修道院より一緒に逃げた女は、彼が捕らえられた時点で、既に行方知れず。
曖昧なまま、影のように消えた存在。
男は、彼女を守ろうと罪を犯したのか、あるいは、彼女に溺れたのか。
彼は、女について何も語らなかった。
真相は、彼の胸にのみ残り、血と共に処刑台の上へと落ちるだろう。
男は、空を見上げた。
神を求めているのか、それとも女の姿を思い描いているのか。
彼の唇が、動く。
「どうか、生きてくれ。

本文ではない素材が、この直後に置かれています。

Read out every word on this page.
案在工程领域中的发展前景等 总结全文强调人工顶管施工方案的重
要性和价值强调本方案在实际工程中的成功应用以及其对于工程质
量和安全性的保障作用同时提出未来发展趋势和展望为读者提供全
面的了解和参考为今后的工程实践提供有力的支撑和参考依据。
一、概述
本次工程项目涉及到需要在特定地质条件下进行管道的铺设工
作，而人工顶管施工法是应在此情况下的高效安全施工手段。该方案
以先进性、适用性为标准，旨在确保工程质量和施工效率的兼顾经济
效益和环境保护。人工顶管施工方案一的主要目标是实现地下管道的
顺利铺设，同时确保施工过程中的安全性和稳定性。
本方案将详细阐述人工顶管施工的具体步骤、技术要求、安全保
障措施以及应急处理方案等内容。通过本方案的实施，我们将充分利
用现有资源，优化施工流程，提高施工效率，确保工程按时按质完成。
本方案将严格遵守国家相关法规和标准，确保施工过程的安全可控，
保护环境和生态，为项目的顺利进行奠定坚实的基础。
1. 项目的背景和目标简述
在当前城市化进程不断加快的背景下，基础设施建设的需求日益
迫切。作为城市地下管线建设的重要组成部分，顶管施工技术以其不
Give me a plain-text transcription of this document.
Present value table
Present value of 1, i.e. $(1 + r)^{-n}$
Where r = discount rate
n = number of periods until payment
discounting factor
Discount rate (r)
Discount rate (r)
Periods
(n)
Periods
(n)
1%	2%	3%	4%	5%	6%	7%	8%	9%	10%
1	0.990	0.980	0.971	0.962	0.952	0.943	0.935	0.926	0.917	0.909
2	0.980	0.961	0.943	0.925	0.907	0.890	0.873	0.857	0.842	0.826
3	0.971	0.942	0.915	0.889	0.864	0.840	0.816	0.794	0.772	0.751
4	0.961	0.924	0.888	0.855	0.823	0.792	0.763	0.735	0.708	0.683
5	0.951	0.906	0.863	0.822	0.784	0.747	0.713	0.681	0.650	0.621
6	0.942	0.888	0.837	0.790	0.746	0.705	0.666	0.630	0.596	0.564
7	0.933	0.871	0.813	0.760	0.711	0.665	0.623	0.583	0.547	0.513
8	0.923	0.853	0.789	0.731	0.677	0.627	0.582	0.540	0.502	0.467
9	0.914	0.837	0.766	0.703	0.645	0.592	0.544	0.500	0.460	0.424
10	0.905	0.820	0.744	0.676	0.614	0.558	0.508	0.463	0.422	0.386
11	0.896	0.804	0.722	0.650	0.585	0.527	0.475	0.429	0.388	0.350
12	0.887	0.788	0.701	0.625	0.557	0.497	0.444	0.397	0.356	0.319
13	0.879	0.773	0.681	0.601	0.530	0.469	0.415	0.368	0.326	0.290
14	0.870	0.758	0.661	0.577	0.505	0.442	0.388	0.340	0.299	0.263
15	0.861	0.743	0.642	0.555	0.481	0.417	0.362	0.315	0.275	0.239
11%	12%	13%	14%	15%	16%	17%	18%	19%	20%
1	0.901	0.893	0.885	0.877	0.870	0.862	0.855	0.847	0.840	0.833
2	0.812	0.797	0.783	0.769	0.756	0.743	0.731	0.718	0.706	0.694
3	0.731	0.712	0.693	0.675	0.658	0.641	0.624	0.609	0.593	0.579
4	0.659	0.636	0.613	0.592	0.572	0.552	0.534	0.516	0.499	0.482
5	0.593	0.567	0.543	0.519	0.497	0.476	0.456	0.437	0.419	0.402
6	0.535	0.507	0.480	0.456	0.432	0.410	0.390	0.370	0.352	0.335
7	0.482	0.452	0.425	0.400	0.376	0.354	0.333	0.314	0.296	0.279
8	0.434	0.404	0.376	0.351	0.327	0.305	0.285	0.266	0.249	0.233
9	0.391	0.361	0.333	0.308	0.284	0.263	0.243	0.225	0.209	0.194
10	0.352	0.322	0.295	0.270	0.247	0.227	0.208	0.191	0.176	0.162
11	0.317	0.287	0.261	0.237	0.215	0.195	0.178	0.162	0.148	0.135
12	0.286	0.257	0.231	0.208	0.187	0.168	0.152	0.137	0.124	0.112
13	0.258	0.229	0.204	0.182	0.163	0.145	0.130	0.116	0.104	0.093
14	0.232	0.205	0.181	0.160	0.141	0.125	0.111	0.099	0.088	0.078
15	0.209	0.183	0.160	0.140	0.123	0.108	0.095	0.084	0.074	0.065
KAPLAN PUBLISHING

」
その言葉は、神に向けたものではなかった。
最後の小さな祈りは、もはや自分のためのものではなかったのだろう。
男の目の前に、見えぬ女の影が立つ気がする。
彼を、破滅へ導いた存在。
あるいは、彼を人間らしくした存在。
もし、彼女が、彼を利用しただけなら、愚か者だ。
もし、本当に愛し合っていたなら、もっと愚かだ。
法は、感情を必要としない。
男の肩が、震えた。
呼吸を止める。
空気を裂く音。
瞬間、衝撃が、軽く腕に伝わる。
鈍い感触、鮮やかな赤。
血の匂いが、空気に溶けた。
群衆が一斉に息を呑み、歓声と悲鳴が入り混じる。
刃を引き抜き、血を払い落とす。
仕事は、終わった。
だが、胸の奥に残る重さは、消えない。
地に広がる赤は、光の中で黒く沈む。
男の顔は、静か。
苦悶よりも、解放に近い。
それを見て、奇妙な安堵を覚えた。
少なくとも、彼の苦しみは・・・その生は、終わったのだ。
だが、私の役目は、続く。
ひとつの処刑が終わっても、街から罪は消えない。
布で拭きとりながら、自らの手を見つめる。
血に濡れた手。
それは法の象徴か、それとも単なる暴力か。
広場の石畳に血が滴り、細い溝を伝って流れる。
鐘の音が響いた。
日常が戻る。
石造りの街は、何事もなかったかのように動き出す。
胸には、重い影が残る。
消えた女は、今どこにいるのか。
遠い村か、別の街か。
それとも、既にこの世にいないのか。
彼女は、この鐘の音を聞いただろうか。
空を見上げた。
青空が広がり、雲がゆっくりと流れていく。
神は、沈黙している。
石畳を踏みしめて歩き出す。
革靴の音が、規則正しく響く。
城壁の門を抜ける風が、血の匂いを薄めていく。
私は、リーパの死刑執行人・・・ムッシュ・ド・リーパ。
法の刃であり、街の影。
刃の重みは、深く腕に残る。
リーパの街は、静寂を取り戻し、鐘の余韻が、長く宙に漂う。